Submitted to: Meeting Abstract
Publication Type: Abstract Only
Publication Acceptance Date: 4/27/2011
Publication Date: 4/27/2011
Citation: Frye, J.G. 2011. Genomic analysis and Next Generation Sequencing (NGS) of MDR plasmids in Salmonella enterica. New Frontiers in Molecular Epidemiology II. April 26-28,2011. Decatur, GA.

Interpretive Summary:

Technical Abstract: Food animals harboring Multi-Drug Resistant (MDR) Salmonella enterica are a possible source of zoonotic human infections and are a potential risk to human health. MDR genes can be transmitted in a number of ways including via plasmids. MDR plasmid prevalence and distribution was investigated by studying a set of 437 Salmonella isolates obtained from clinically ill animals in 2005. Antimicrobial resistance (AR) phenotypes were determined, followed by a PCR assay for the presence of 18 plasmid replicon regions.
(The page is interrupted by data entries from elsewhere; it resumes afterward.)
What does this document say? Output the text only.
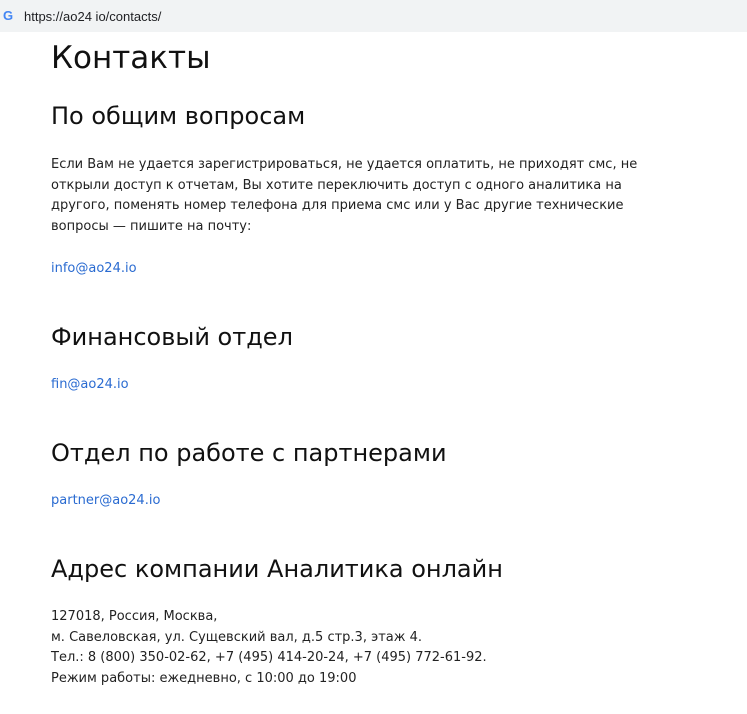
G https://ao24 io/contacts/
Контакты
По общим вопросам

Если Вам не удается зарегистрироваться, не удается оплатить, не приходят смс, не
открыли доступ к отчетам, Вы хотите переключить доступ с одного аналитика на
другого, поменять номер телефона для приема смс или у Вас другие технические
вопросы — пишите на почту:

info@ao24.io
Финансовый отдел
fin@ao24.io
Отдел по работе с партнерами
partner@ao24.io
Адрес компании Аналитика онлайн

127018, Россия, Москва,
м. Савеловская, ул. Сущевский вал, д.5 стр.3, этаж 4.
Тел.: 8 (800) 350-02-62, +7 (495) 414-20-24, +7 (495) 772-61-92.
Режим работы: ежедневно, с 10:00 до 19:00
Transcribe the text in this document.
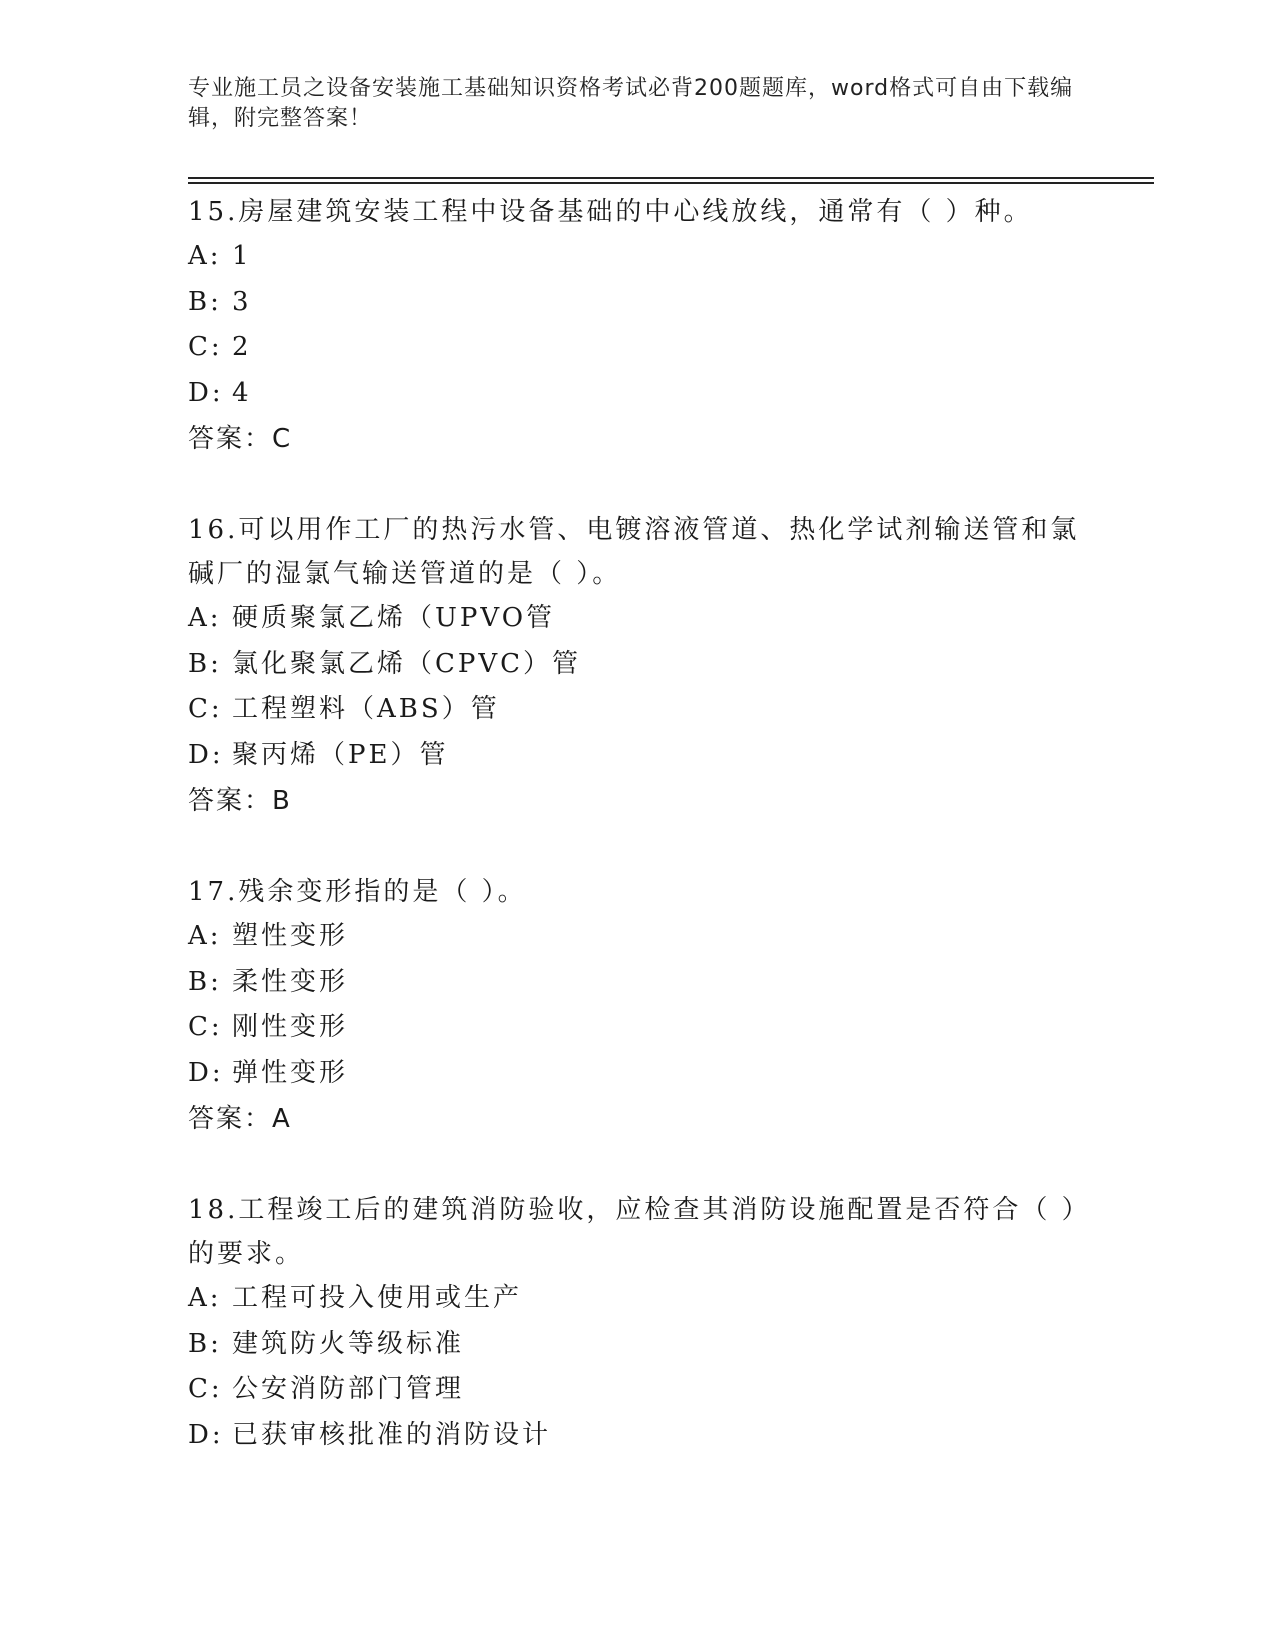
专业施工员之设备安装施工基础知识资格考试必背200题题库，word格式可自由下载编辑，附完整答案！

15.房屋建筑安装工程中设备基础的中心线放线，通常有（ ）种。

A: 1
B: 3
C: 2
D: 4
答案：C

16.可以用作工厂的热污水管、电镀溶液管道、热化学试剂输送管和氯碱厂的湿氯气输送管道的是（ ）。

A: 硬质聚氯乙烯（UPVO管
B: 氯化聚氯乙烯（CPVC）管
C: 工程塑料（ABS）管
D: 聚丙烯（PE）管
答案：B

17.残余变形指的是（ ）。

A: 塑性变形
B: 柔性变形
C: 刚性变形
D: 弹性变形
答案：A

18.工程竣工后的建筑消防验收，应检查其消防设施配置是否符合（ ）的要求。

A: 工程可投入使用或生产
B: 建筑防火等级标准
C: 公安消防部门管理
D: 已获审核批准的消防设计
A subset of 216 isolates was analyzed by PFGE. Cluster analysis based on the PFGE patterns showed that Salmonella positive for IncA/C plasmids grouped together based on serotype and MDR profile. This clustering determined that IncA/C plasmids and MDR has been associated with Salmonella previous to the introduction of the therapeutic use of antimicrobials and that the spread of resistance is likely due to the expansion of resistant clones rather than the accretion of new resistances. A subset of 59 isolates PCR positive for IncA/C plasmids were hybridized to a DNA microarray able to detect 775 AR genes and 493 IncA/C and H1 plasmid genes. This analysis further defined a core “backbone” of IncA/C plasmid genes and also identified variable regions associated with resistance to heavy metals that could explain the stability of MDR IncA/C plasmids in the absence of antimicrobial selective pressure. From these results, plasmid preparations from 32 isolates were sequenced by Next Generation Sequencing (Roche 454). Preliminary sequencing data confirmed the microarray data and identified and assembled contiguous sequences encoding IncA/C plasmid core genes as well as AR genes. Analysis of high-throughput DNA sequencing will enable the accurate determination of the history and evolution of IncA/C plasmids and the MDR genes they carry.